FINTRAC published a training presentation and transcript, “Beneficial ownership: Understanding your requirements,” describing beneficial ownership requirements under the Proceeds of Crime (Money Laundering) and Terrorist Financing Act and associated regulations.
The presentation states the information is relevant to all reporting entity sectors except title insurers, and reflects requirements in force at the time of publication.
Under the requirements described, reporting entities must obtain beneficial ownership information when verifying the identity of an entity, including corporations, trusts and partnerships. The presentation states reporting entities must take “reasonable measures” to confirm the accuracy of beneficial ownership information when it is first obtained and during ongoing monitoring of business relationships.

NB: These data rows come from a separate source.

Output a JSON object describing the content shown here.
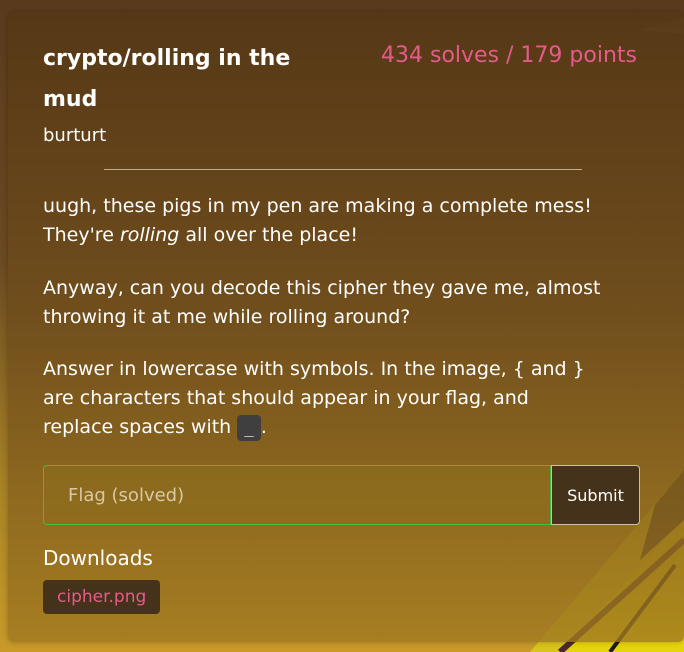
{
  "challenge": {
    "title": "crypto/rolling in the mud",
    "stats": "434 solves / 179 points",
    "author": "burturt",
    "description": {
      "p1_before": "uugh, these pigs in my pen are making a complete mess! They're ",
      "p1_emphasis": "rolling",
      "p1_after": " all over the place!",
      "p2": "Anyway, can you decode this cipher they gave me, almost throwing it at me while rolling around?",
      "p3_before": "Answer in lowercase with symbols. In the image, { and } are characters that should appear in your flag, and replace spaces with ",
      "p3_code": "_",
      "p3_after": "."
    }
  },
  "flag_form": {
    "placeholder": "Flag (solved)",
    "value": "",
    "submit_label": "Submit"
  },
  "downloads": {
    "heading": "Downloads",
    "files": [
      "cipher.png"
    ]
  },
  "colors": {
    "accent_pink": "#e65a8a",
    "input_border_green": "#3fbf3f",
    "dark_button": "#45321a"
  }
}
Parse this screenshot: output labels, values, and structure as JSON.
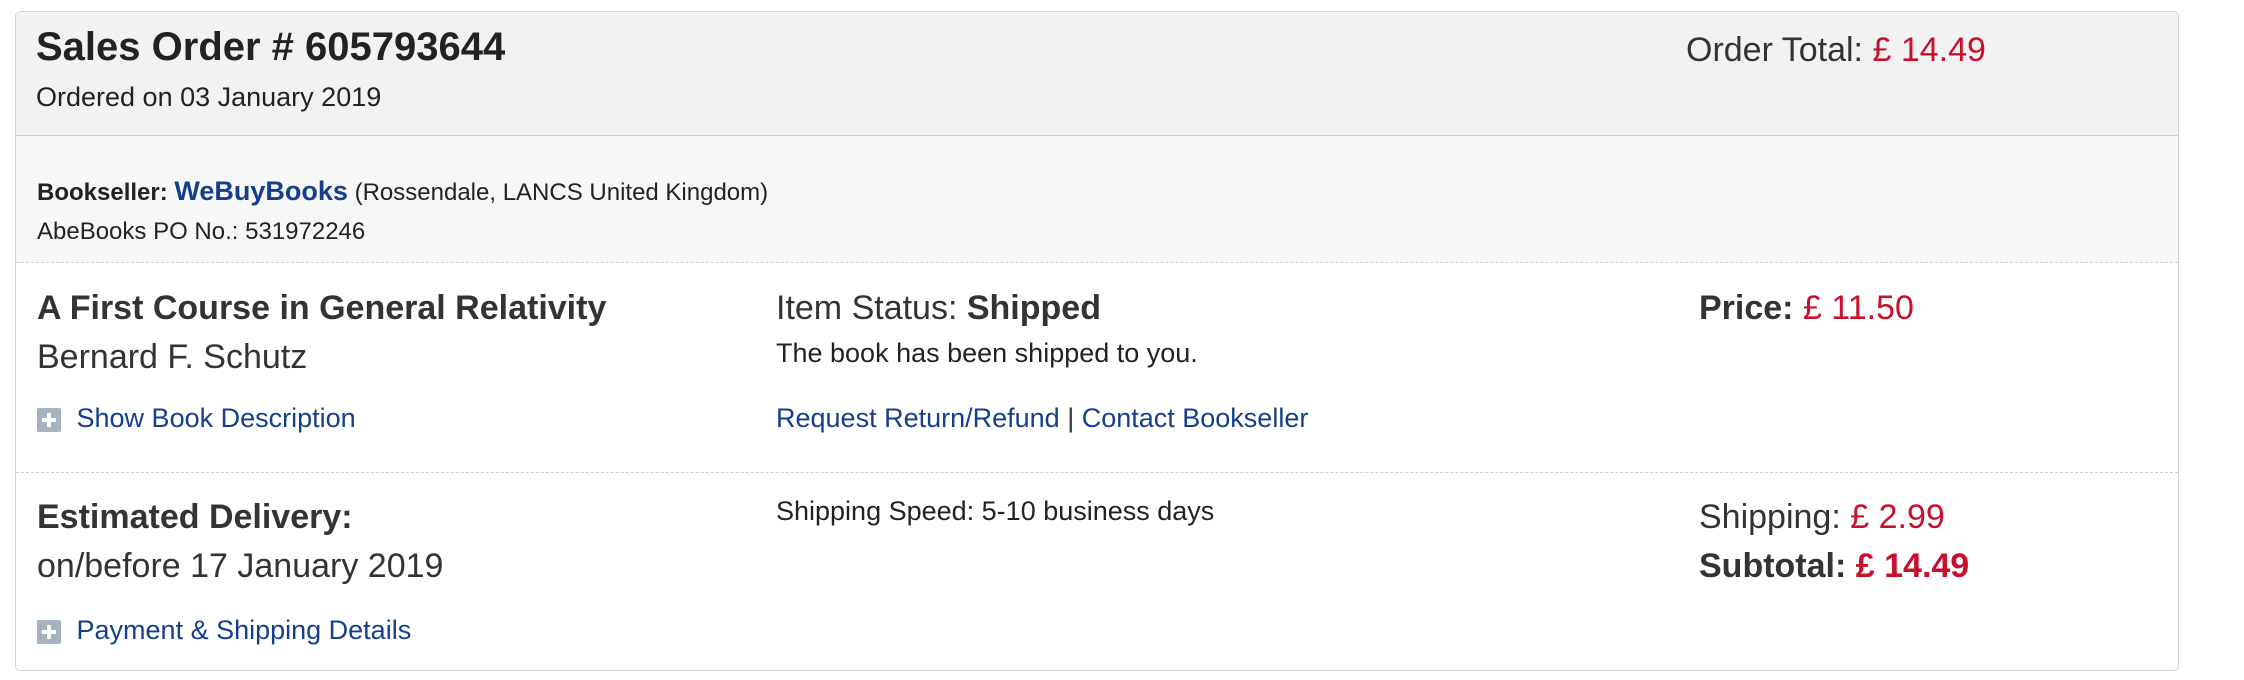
{
  "order": {
    "title": "Sales Order # 605793644",
    "ordered_on": "Ordered on 03 January 2019",
    "total_label": "Order Total:",
    "total_value": "£ 14.49"
  },
  "seller": {
    "label": "Bookseller:",
    "name": "WeBuyBooks",
    "location": "(Rossendale, LANCS United Kingdom)",
    "po": "AbeBooks PO No.: 531972246"
  },
  "item": {
    "title": "A First Course in General Relativity",
    "author": "Bernard F. Schutz",
    "show_description": "Show Book Description",
    "status_label": "Item Status:",
    "status_value": "Shipped",
    "status_desc": "The book has been shipped to you.",
    "return_link": "Request Return/Refund",
    "separator": "|",
    "contact_link": "Contact Bookseller",
    "price_label": "Price:",
    "price_value": "£ 11.50"
  },
  "delivery": {
    "label": "Estimated Delivery:",
    "date": "on/before 17 January 2019",
    "payment_details": "Payment & Shipping Details",
    "shipping_speed": "Shipping Speed: 5-10 business days",
    "shipping_label": "Shipping:",
    "shipping_value": "£ 2.99",
    "subtotal_label": "Subtotal:",
    "subtotal_value": "£ 14.49"
  },
  "colors": {
    "price_red": "#c8102e",
    "link_blue": "#153e8c",
    "header_bg": "#f2f2f2"
  },
  "icons": [
    "plus-icon"
  ]
}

For corporations, the presentation states reporting entities must obtain the names of all directors, and the names and addresses of all individuals who directly or indirectly own or control 25% or more of the corporation’s shares. For trusts, it states reporting entities must obtain names and addresses of all trustees, known beneficiaries and settlors. For widely held or publicly traded trusts, it states reporting entities must obtain the names of all trustees and the names and addresses of all persons who directly or indirectly own or control 25% or more of the units. For other entities, such as partnerships, it states reporting entities must obtain the names and addresses of all individuals who directly or indirectly own or control 25% or more of the entity. In all cases, it states reporting entities must obtain information establishing the ownership, control and structure of the entity.

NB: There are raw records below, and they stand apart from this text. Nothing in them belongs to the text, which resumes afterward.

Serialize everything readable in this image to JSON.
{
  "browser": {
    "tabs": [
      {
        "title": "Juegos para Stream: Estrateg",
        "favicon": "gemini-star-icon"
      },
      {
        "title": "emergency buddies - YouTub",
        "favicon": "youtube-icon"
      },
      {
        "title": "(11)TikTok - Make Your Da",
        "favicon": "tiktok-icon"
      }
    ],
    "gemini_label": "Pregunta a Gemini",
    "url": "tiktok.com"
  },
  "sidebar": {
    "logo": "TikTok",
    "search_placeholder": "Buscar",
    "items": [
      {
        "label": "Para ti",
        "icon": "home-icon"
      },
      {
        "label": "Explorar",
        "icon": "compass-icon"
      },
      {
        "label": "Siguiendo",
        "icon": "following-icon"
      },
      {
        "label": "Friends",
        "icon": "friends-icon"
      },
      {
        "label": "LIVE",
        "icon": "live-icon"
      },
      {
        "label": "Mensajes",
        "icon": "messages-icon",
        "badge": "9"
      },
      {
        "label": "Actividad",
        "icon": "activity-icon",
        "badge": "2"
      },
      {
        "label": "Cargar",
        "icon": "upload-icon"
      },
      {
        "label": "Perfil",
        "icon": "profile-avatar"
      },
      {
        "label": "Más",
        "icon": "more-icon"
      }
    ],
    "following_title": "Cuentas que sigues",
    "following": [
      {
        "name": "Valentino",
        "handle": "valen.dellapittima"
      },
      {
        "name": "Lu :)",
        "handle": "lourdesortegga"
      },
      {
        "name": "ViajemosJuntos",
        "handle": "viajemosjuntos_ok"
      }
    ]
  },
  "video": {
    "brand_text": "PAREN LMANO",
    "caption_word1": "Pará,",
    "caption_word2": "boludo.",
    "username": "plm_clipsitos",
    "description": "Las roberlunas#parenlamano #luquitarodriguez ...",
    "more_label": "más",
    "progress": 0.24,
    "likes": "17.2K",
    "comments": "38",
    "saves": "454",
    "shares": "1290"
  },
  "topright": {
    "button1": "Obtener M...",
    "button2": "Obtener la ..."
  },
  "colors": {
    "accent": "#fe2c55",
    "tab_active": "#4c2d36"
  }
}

The presentation states beneficial owners must be individuals and cannot be other corporations, trusts or entities.
It describes “reasonable measures” to confirm accuracy as including reviewing official documents (such as articles of incorporation or trust deeds), conducting open-source searches or using commercially available information, and having the client sign a document confirming the information’s accuracy.
For corporations incorporated under the Canada Business Corporations Act that have been assessed as high risk, the presentation states reporting entities are required to consult Corporations Canada’s database as part of reasonable measures to confirm beneficial ownership information.

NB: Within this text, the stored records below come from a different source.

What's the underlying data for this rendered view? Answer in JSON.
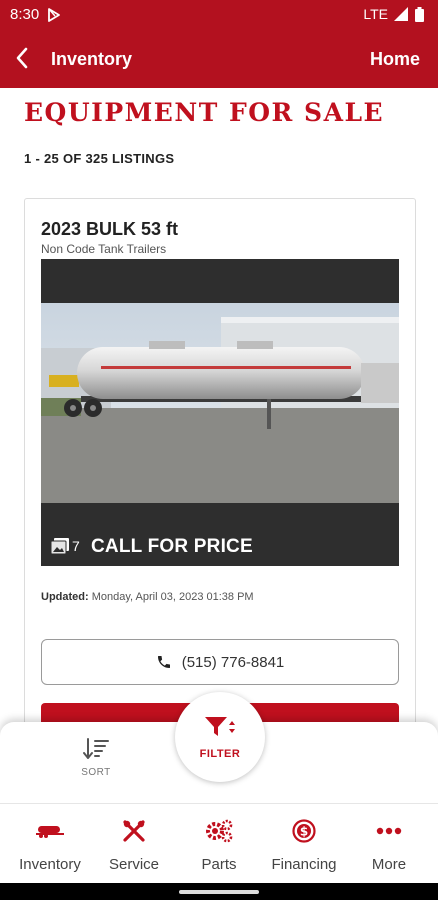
{
  "status_bar": {
    "time": "8:30",
    "network": "LTE"
  },
  "app_bar": {
    "title": "Inventory",
    "home_label": "Home"
  },
  "page": {
    "title": "EQUIPMENT FOR SALE",
    "listings_count": "1 - 25 OF 325 LISTINGS"
  },
  "listing": {
    "title": "2023 BULK 53 ft",
    "category": "Non Code Tank Trailers",
    "photo_count": "7",
    "price": "CALL FOR PRICE",
    "updated_label": "Updated:",
    "updated_value": "Monday, April 03, 2023 01:38 PM",
    "phone": "(515) 776-8841"
  },
  "filter_bar": {
    "sort_label": "SORT",
    "filter_label": "FILTER"
  },
  "bottom_nav": {
    "items": [
      {
        "label": "Inventory",
        "icon": "tank-trailer-icon"
      },
      {
        "label": "Service",
        "icon": "tools-icon"
      },
      {
        "label": "Parts",
        "icon": "gears-icon"
      },
      {
        "label": "Financing",
        "icon": "dollar-coin-icon"
      },
      {
        "label": "More",
        "icon": "more-dots-icon"
      }
    ]
  },
  "colors": {
    "brand_red": "#b3111f",
    "accent_red": "#c0101e"
  }
}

If a reporting entity identifies a “material discrepancy” between the beneficial ownership information it obtained and the individuals with significant control listed in Corporations Canada’s database, the presentation states the reporting entity must report it to Corporations Canada within 30 days after the discrepancy is identified, unless it is resolved within 30 days. It also states the reporting entity must keep records, including retaining the acknowledgement notice for five years.
The presentation defines a material discrepancy as a meaningful inconsistency that could affect proper identification of individuals who own or control a corporation, or could conceal their identity. It states certain inconsistencies are not material discrepancies, including minor spelling or name/address variations, service versus residential addresses, and information not publicly available due to an exception or exemption that is clearly indicated in the database.
If reporting entities are unable to obtain beneficial ownership information or confirm its accuracy, the presentation states they must take reasonable measures to verify the identity of the entity’s chief executive officer (or equivalent) and apply special measures for high-risk clients, including enhanced ongoing monitoring. It also distinguishes cases where there is no individual who owns or controls 25% or more, stating reporting entities must keep a record of the measures taken and information obtained to reach that conclusion while still obtaining and confirming information about the entity’s ownership, control and structure.
The presentation also lists circumstances where beneficial ownership information does not need to be obtained and confirmed, including certain group plan accounts held within dividend or distribution reinvestment plans, certain payment processing activities by financial entities, reinsurance dealings by life insurance companies, brokers or agents, and situations where identity verification is not required under the regulations due to an exception.